A gelling agent derived from red algae, agar agar is a good substitute for animal gelatin and pectins. Discover molecular cooking.
Recipes: jellies, hot mousses, aspics, light jams...
Agar-agar is a natural vegetable gelling agent, made from dried, washed and cooked red seaweed: the resulting gels are then pressed into sheets. These leaves are then cut and ground into powder.
Agar-agar is generally used at 2g for 200 to 500ml of final preparation, depending on the texture of the desired jelly. The higher the concentration (e.g. 2g for 200ml), the firmer and more brittle your jelly will be. An agar-based preparation can be heated up to 70°C without melting! Ideal for terrines, mousses and hot creams.
Adding a little sugar to the agar during incorporation facilitates its dispersion.
A preparation to be gelled with agar must be fairly liquid and always contain a little "available" water, i.e. no emulsion, undiluted syrup or pure alcohol.

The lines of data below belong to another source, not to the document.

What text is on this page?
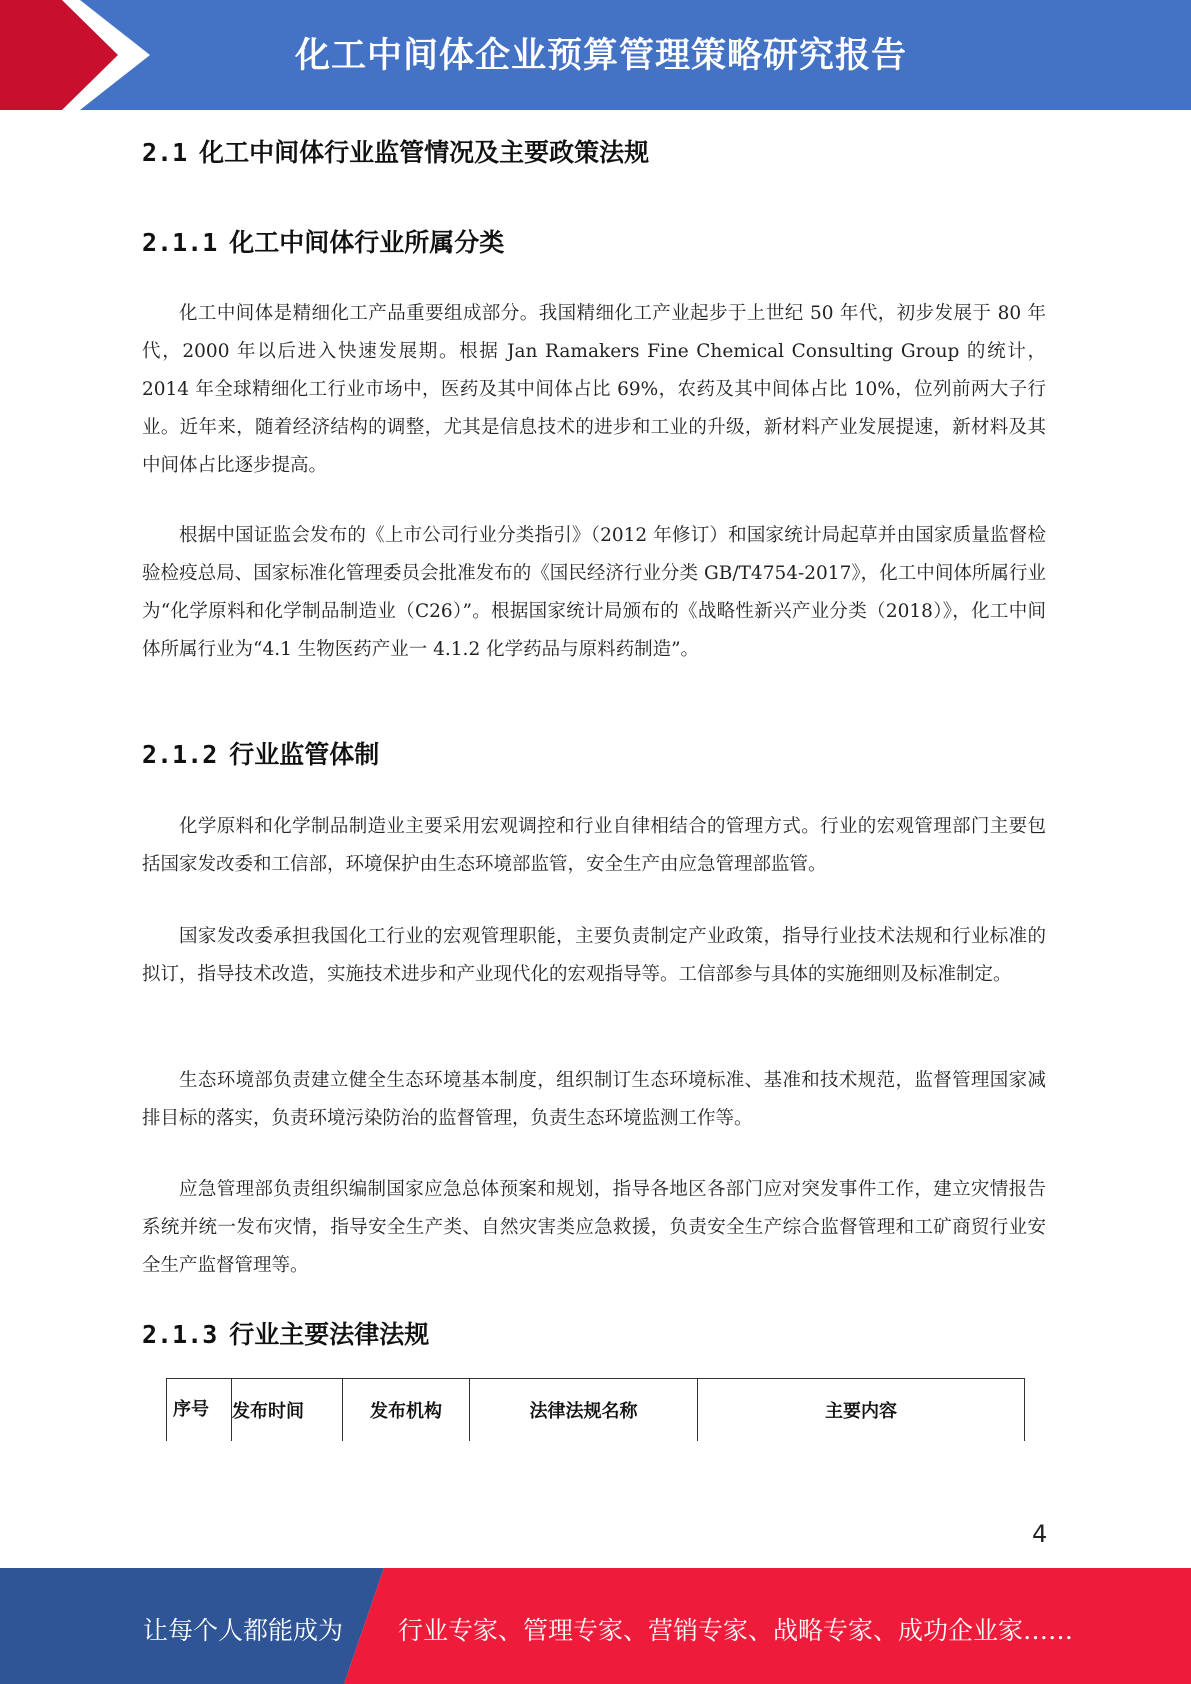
化工中间体企业预算管理策略研究报告
2.1 化工中间体行业监管情况及主要政策法规
2.1.1 化工中间体行业所属分类
化工中间体是精细化工产品重要组成部分。我国精细化工产业起步于上世纪 50 年代，初步发展于 80 年代，2000 年以后进入快速发展期。根据 Jan Ramakers Fine Chemical Consulting Group 的统计，2014 年全球精细化工行业市场中，医药及其中间体占比 69%，农药及其中间体占比 10%，位列前两大子行业。近年来，随着经济结构的调整，尤其是信息技术的进步和工业的升级，新材料产业发展提速，新材料及其中间体占比逐步提高。
根据中国证监会发布的《上市公司行业分类指引》（2012 年修订）和国家统计局起草并由国家质量监督检验检疫总局、国家标准化管理委员会批准发布的《国民经济行业分类 GB/T4754-2017》，化工中间体所属行业为“化学原料和化学制品制造业（C26）”。根据国家统计局颁布的《战略性新兴产业分类（2018）》，化工中间体所属行业为“4.1 生物医药产业一 4.1.2 化学药品与原料药制造”。
2.1.2 行业监管体制
化学原料和化学制品制造业主要采用宏观调控和行业自律相结合的管理方式。行业的宏观管理部门主要包括国家发改委和工信部，环境保护由生态环境部监管，安全生产由应急管理部监管。
国家发改委承担我国化工行业的宏观管理职能，主要负责制定产业政策，指导行业技术法规和行业标准的拟订，指导技术改造，实施技术进步和产业现代化的宏观指导等。工信部参与具体的实施细则及标准制定。
生态环境部负责建立健全生态环境基本制度，组织制订生态环境标准、基准和技术规范，监督管理国家减排目标的落实，负责环境污染防治的监督管理，负责生态环境监测工作等。
应急管理部负责组织编制国家应急总体预案和规划，指导各地区各部门应对突发事件工作，建立灾情报告系统并统一发布灾情，指导安全生产类、自然灾害类应急救援，负责安全生产综合监督管理和工矿商贸行业安全生产监督管理等。
2.1.3 行业主要法律法规
序号	发布时间	发布机构	法律法规名称	主要内容
4
让每个人都能成为 行业专家、管理专家、营销专家、战略专家、成功企业家……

Has the agar mixture turned to jelly before you poured it into your molds? Don't panic, it can be melted by heating it to a temperature above 70°C.
Thanks to its nutritional properties, agar-agar is an ally of slimming diets. It is not caloric and supports the digestion like the elimination of toxins.
2 g of agar agar is equivalent to 3 sheets of gelatin (about 16 g), it is 8 times more powerful.